White Varieties include: Chardonnay, Chenin blanc, Gewürztraminer, Pinot grigio, Riesling, Sauvignon blanc and Vidal.

Red Varieties include: Cabernet Franc, Cabernet Sauvignon, Merlot, Pinot noir, Gamay noir, and Syrah.

== Milestones ==

| 1977 | Vineyard founded by Ewald Reif |
| 1982 | Winery opens and is housed in 1870s coach house |
| 1987 | Klaus and Sabina Reif move to Canada to take over the reins |
| 1988 | Robert Parker Jr. names 1987 Vidal Icewine on top ten wine list |
| 1989 | Winemaker Roberto DiDomenico joins Reif |
| 1991 | New production facility and underground barrel cellar opens |
| 1997 | Tesoro takes Gold at International Wine & Spirit Competition |
| 2002 | Best Canadian Winery at Wine & Spirit International Competition |
| 2004 | Vidal Icewine is Wine of the year at Ontario Wine Awards |
| 2005 | First Growth Collection is released showcasing Reif terroir |
| 2007 | Best Meritage at Cuvee for 2002 First Growth Cabernet Merlot Three Gold's presented at Ontario Wine Awards Best Sweet Wine Trophy awarded at Cuvée for Vidal Icewine Installation of Wine Sensory Garden to commemorate 25 years of winemaking |
| 2008 | Best Sweet Wine Trophy awarded at Cuvée for Vidal Icewine Grand Opening of New Wine Boutique |
| 2009 | Launch of TREND wine collection Production of Niagara Raisins, a first in Canada First vintage of kiln dried wines including passito-style botrytis-affected wines |
| 2010 | Klaus W. Reif receives Lifetime achievement award from Ontario Wine Society |

==Winemakers==
Klaus W. Reif was born in the winemaking region of Neustadt, Germany. Klaus was also born into a long line of winemakers in his family, dating back 13 generations. In 1978, Klaus traveled to Canada to visit his Uncle Ewald Reif. Inspired by this visit, Klaus applied to one of Germany's most prestigious winemaking schools, the Geisenheim Institute. Klaus obtained a degree in Oenology and Viticulture, and then moved to Niagara-on-the-Lake, Canada. In 1987 Klaus became President and Winemaker of Reif Estate Winery.

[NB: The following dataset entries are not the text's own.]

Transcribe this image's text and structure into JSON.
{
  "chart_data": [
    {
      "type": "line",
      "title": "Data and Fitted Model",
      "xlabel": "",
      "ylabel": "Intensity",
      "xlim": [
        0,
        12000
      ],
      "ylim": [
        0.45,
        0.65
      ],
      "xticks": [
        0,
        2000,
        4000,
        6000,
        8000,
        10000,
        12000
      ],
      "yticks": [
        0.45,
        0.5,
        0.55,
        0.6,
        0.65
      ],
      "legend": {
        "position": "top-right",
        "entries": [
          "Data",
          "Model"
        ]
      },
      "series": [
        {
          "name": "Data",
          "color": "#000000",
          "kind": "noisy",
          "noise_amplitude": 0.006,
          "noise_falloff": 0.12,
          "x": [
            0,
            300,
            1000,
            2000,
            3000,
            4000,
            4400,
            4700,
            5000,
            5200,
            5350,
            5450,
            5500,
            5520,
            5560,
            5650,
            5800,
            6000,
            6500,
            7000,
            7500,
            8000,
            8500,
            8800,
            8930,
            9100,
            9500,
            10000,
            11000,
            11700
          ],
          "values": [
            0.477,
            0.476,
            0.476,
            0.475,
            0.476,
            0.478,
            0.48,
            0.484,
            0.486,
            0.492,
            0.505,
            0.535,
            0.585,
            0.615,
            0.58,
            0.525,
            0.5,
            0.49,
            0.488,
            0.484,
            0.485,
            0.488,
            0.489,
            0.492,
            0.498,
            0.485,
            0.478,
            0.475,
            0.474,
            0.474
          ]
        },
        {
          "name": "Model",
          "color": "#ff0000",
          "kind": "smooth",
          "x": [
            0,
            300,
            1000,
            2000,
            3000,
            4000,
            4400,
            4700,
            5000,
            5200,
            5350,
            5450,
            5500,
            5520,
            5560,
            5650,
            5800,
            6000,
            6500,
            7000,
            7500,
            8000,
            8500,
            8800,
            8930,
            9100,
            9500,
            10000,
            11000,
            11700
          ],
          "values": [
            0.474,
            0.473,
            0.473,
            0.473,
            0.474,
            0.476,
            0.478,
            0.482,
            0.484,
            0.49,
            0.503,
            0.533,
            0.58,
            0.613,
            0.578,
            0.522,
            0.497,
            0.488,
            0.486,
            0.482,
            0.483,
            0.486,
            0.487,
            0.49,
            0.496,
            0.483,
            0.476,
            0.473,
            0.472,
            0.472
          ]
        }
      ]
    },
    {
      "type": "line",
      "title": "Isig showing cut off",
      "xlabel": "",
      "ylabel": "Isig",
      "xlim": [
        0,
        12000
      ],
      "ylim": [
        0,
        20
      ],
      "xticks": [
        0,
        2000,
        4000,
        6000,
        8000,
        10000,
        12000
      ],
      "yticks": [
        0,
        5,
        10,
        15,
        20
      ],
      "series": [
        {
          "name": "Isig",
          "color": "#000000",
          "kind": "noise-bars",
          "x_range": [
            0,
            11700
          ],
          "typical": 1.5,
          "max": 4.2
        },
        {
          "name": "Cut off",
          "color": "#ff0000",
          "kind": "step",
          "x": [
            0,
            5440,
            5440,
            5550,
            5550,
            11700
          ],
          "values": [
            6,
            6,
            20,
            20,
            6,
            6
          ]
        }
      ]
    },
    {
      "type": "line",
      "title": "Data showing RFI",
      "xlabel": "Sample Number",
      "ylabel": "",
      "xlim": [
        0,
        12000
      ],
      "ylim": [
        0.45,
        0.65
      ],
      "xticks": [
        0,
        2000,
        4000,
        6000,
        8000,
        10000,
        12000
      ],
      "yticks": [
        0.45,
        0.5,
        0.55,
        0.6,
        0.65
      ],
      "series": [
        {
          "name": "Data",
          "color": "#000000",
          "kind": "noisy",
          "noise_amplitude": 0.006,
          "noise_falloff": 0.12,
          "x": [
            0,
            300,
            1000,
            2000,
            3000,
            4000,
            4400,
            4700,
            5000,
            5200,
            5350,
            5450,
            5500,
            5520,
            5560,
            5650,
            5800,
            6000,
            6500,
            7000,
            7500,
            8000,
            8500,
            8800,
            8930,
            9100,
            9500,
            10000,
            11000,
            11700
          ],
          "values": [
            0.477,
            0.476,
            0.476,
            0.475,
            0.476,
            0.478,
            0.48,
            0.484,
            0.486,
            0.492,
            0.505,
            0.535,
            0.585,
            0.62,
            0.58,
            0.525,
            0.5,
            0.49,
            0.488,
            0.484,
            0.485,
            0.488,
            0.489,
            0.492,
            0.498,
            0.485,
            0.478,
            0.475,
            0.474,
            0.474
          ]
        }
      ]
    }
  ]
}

Roberto DiDomenico's father was a winemaker, and Roberto was a winemaker's assistant when he was growing up. In 1985, Roberto attended the University of Guelph and studied Microbiology, focusing on fermentation technology. While a student, Roberto interned at Reif Estate Winery as a research assistant. After graduating in 1989, he joined the winery as winemaker and is still with the winery today.